Jean Montariol (1892-1966) fut architecte en chef de la ville de Toulouse de 1929 à 1949. On lui doit un ensemble de monuments publics emblématiques de l'architecture toulousaine des années 1930 réalisés dans le cadre du programme de la municipalité SFIO.

Biographie[modifier | modifier le code]

Jean Montariol est né à Toulouse le 24 avril 1892. N'envisageant pas de succéder à son père Jean-Joseph Montariol ingénieur des arts et métiers et entrepreneur, contrairement aux souhaits de ce dernier, il entre à l'école des Beaux-Arts de Toulouse et obtient le Grand Prix municipal de Toulouse en 1911. Il termine sa formation d'architecte à Paris dans l'atelier Deglanes et Nicod.

Mobilisé en 1914, il est réformé en 1915, puis engagé spécial en 1917.

Après avoir obtenu plusieurs prix d'architecture, il devient architecte DPLG le 7 juin 1922.

À Paris il fréquente Picasso et Le Corbusier et noue une amitié avec Clergue.

Il revient s'installer à Toulouse en 1923 et s'associe à son frère Antonin qui gère une entreprise de bâtiment familiale.

En 1923 il réussit le concours de professeur suppléant d'architecture et de dessin industriel à l'école des beaux-arts de Toulouse, fonctions qu'il occupe jusqu'en 1930.

À partir de 1925 il travaille à l'Office public d'HBM et en 1927 il est nommé architecte en chef adjoint de la ville.

Le 30 décembre 1930 il épouse Eugénie Bombail avec qui il aura deux filles Elizabeth Fortunée et Francine Elise.

Le 27 avril 1935 il se remarie avec Suzanne Marcelle Younet originaire du Gers où il va commencer à passer beaucoup de temps.

En 1941, il est élu à l'Ordre des architectes, dont il est nommé membre du Conseil régional le 26 septembre 1942.
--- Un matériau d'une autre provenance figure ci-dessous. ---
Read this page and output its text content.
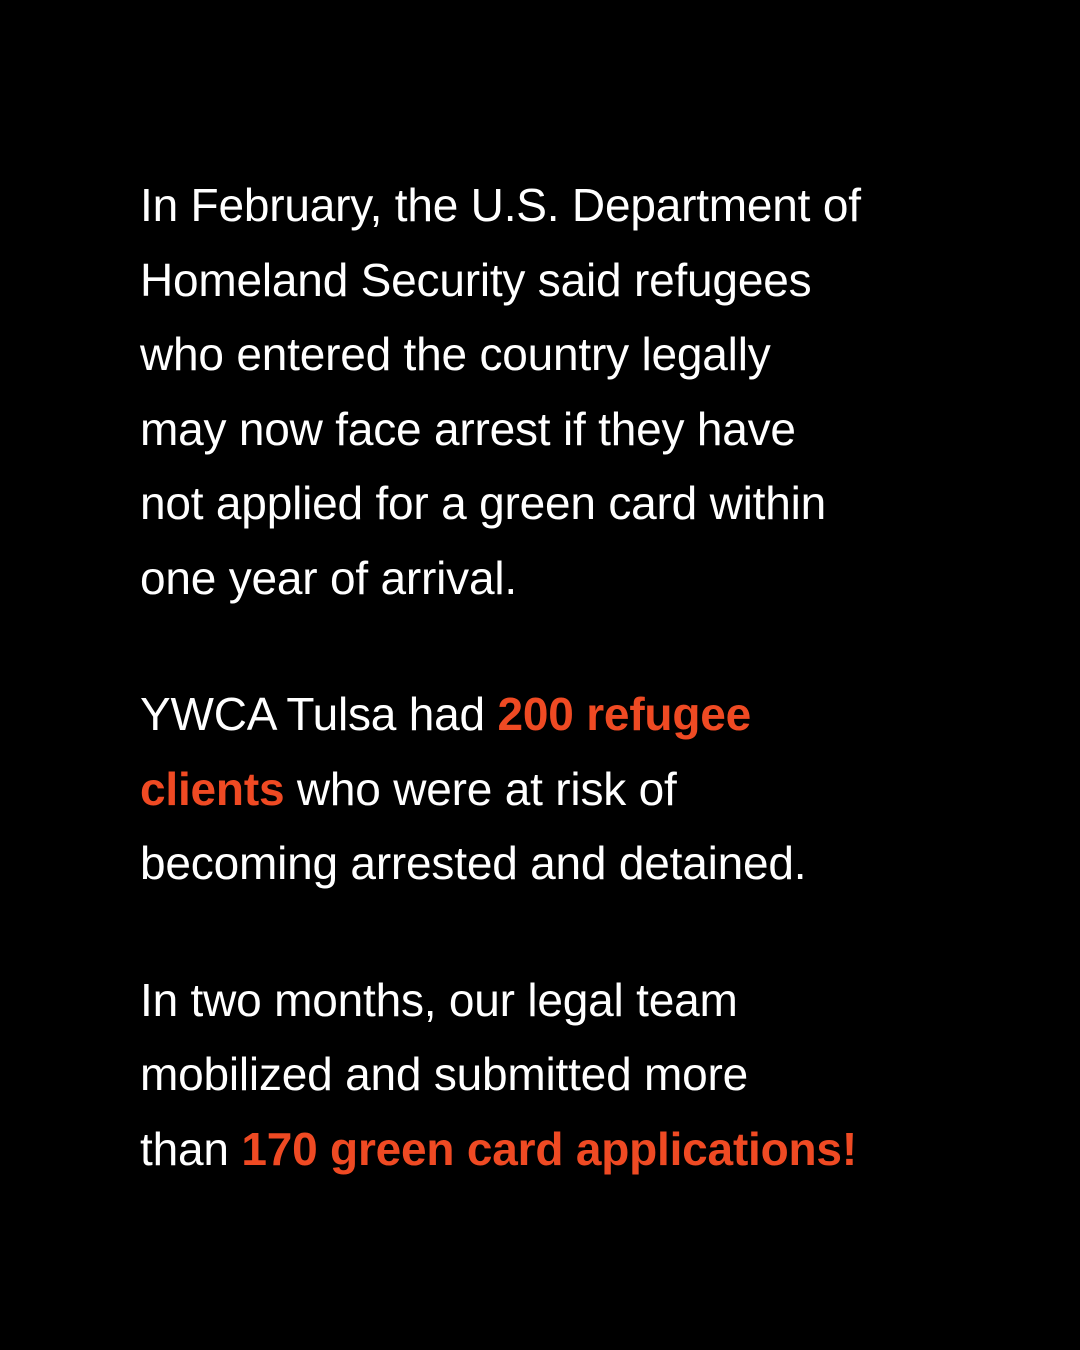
In February, the U.S. Department of
Homeland Security said refugees
who entered the country legally
may now face arrest if they have
not applied for a green card within
one year of arrival.

YWCA Tulsa had 200 refugee
clients who were at risk of
becoming arrested and detained.

In two months, our legal team
mobilized and submitted more
than 170 green card applications!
Suspecté de collaboration à la Libération, il est jugé par la Commission d'épuration le 15 mars 1945, qui propose sa suspension de l'Ordre des architectes pour 2 ans. Mais Jean Montariol fait appel, et obtient le classement de son dossier en 1946.

En 1948, il est architecte des Bâtiments de France à l'agence nouvellement créée à Toulouse. Il se consacre alors à la restauration de monuments historiques, particulièrement dans les départements du Gers et de la Haute-Garonne.

En 1949, il quitte son poste d'Architecte en chef de la ville de Toulouse.

Il décède à Toulouse le 22 juillet 1966[1].

Principales réalisations[modifier | modifier le code]

Entre 1925 et 1939, il réalise neuf groupes de bâtiments HBLM (logements sociaux du parc du Calvaire, rue du Féréta, cité Bonnefoy, rue Jean Aicard...) et neuf groupes de cités-jardins (Trois-Cocus, Fontaine Lestang...).

En 1925, il propose un projet pour l'aménagement de quatre urinoirs de la place du Capitole, qui sera réalisé en 1933.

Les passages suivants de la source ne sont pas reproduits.